The 17th Conference of the Parties will convene in Durban from 28 November – 09 December.

U.S moots ‘modernisation’ of UN climate change convention

By Makereta Komai for Climate Pasifika in Panama

06 October 2011 Panama --- The United States has mooted the idea of the ‘modernisation’ of the United Nations Framework Convention on Climate Change (UNFCCC).
Dr. Jonathan Pershing, US Deputy Special Envoy for climate change
Now ten years old, the Convention enjoys universal membership of 194 State Parties. The Convention was adopted in 1992 as a basis for global response to climate change. It’s ultimate objective is to stabilise greenhouse gas concentration in the atmosphere at a level that will prevent dangerous human interference with the climate system.

At the climate talks in Panama City this week, the US argued that as of 2009, nine of the top 20 emitters of carbon dioxide in the atmosphere are from developing or non-Annex 1 countries, according to the Third World Network (TWN), a daily publication on climate change negotiations.

While the U.S did not name these countries, it urged the 194 Parties to the Convention to consider ‘graduating’ non-Annex 1 countries.

“The other option would be to eliminate the Annex 1 –non Annex 1 distinction and take more continuum approach. The continuum would apply to common but differentiated responsibilities and respective capabilities, reports TWN.

Both India and Philippines criticised the U.S suggestion saying it was clear that emissions of the past, a large part was due to developed countries and that was why there was a differentiation between Annex 1 and non-Annex 1 countries.

The Alliance of Small Island States (AOSIS), whose members fall under the category of non-annex 1 countries disagrees with the U.S position.

AOSIS chair, Ambassador Dessima Williams said under the Convention, Annex 1 and non-Annex 1 countries have different legal obligations.

Developed countries who are historically the cause of the problem have to take obligatory actions under the Conventions.

“Developing countries under the Bali Plan of Action have two points – one, we must focus our priority on poverty eradication, that’s our main obligation.

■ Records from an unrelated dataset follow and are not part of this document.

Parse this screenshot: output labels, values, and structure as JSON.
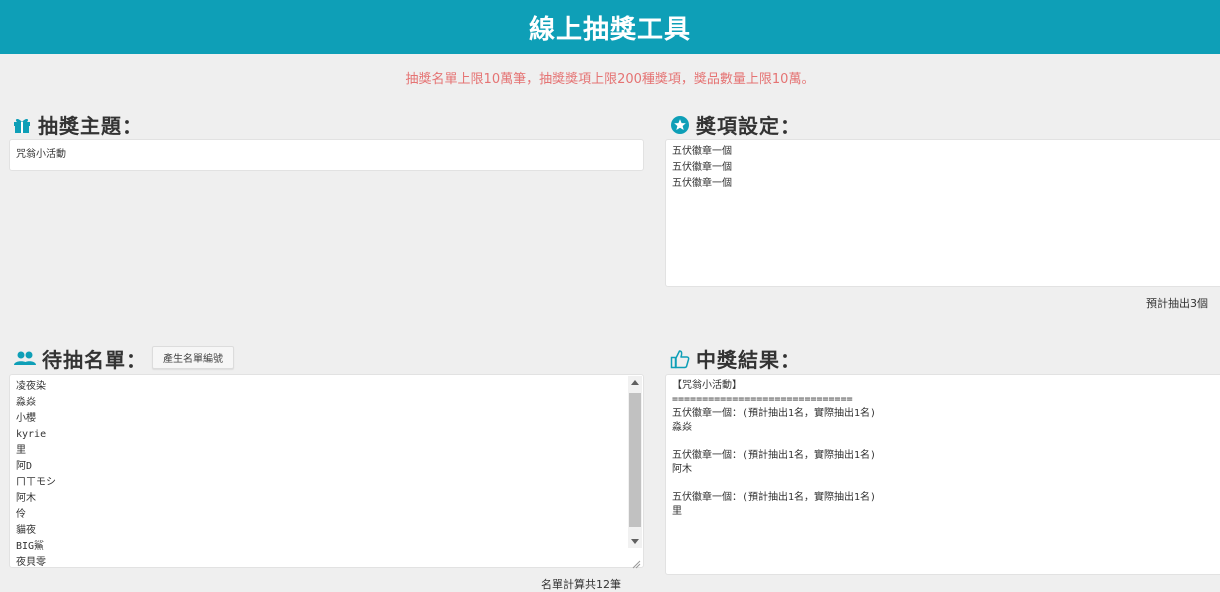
{
  "header": {
    "title": "線上抽獎工具"
  },
  "notice": "抽獎名單上限10萬筆，抽獎獎項上限200種獎項，獎品數量上限10萬。",
  "theme": {
    "title": "抽獎主題：",
    "value": "咒翁小活動",
    "icon": "gift-icon"
  },
  "prizes": {
    "title": "獎項設定：",
    "icon": "star-circle-icon",
    "value": "五伏徽章一個\n五伏徽章一個\n五伏徽章一個",
    "footer": "預計抽出3個"
  },
  "candidates": {
    "title": "待抽名單：",
    "icon": "people-icon",
    "generate_button": "產生名單編號",
    "value": "凌夜染\n淼焱\n小櫻\nkyrie\n里\n阿D\nㄇㄒモシ\n阿木\n伶\n貓夜\nBIG鯊\n夜貝零",
    "footer": "名單計算共12筆"
  },
  "results": {
    "title": "中獎結果：",
    "icon": "thumbs-up-icon",
    "value": "【咒翁小活動】\n==============================\n五伏徽章一個：(預計抽出1名，實際抽出1名)\n淼焱\n\n五伏徽章一個：(預計抽出1名，實際抽出1名)\n阿木\n\n五伏徽章一個：(預計抽出1名，實際抽出1名)\n里"
  },
  "colors": {
    "accent": "#0e9fb7",
    "notice": "#e57373",
    "background": "#efefef"
  }
}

Our second obligation is to move away from business as usual. If you notice, developing countries are doing both.

“We cannot do that – eradicate poverty and disrupt business as usual until and unless we get some support, argued Ambassador Williams.

Most of the debate around the negotiations for the past three years now has been the push by industrialised or Annex 1 countries for major developing nations like Brazil, South Africa, Indian and China, whose global emissions are high to make similar mitigation commitments under the Kyoto Protocol.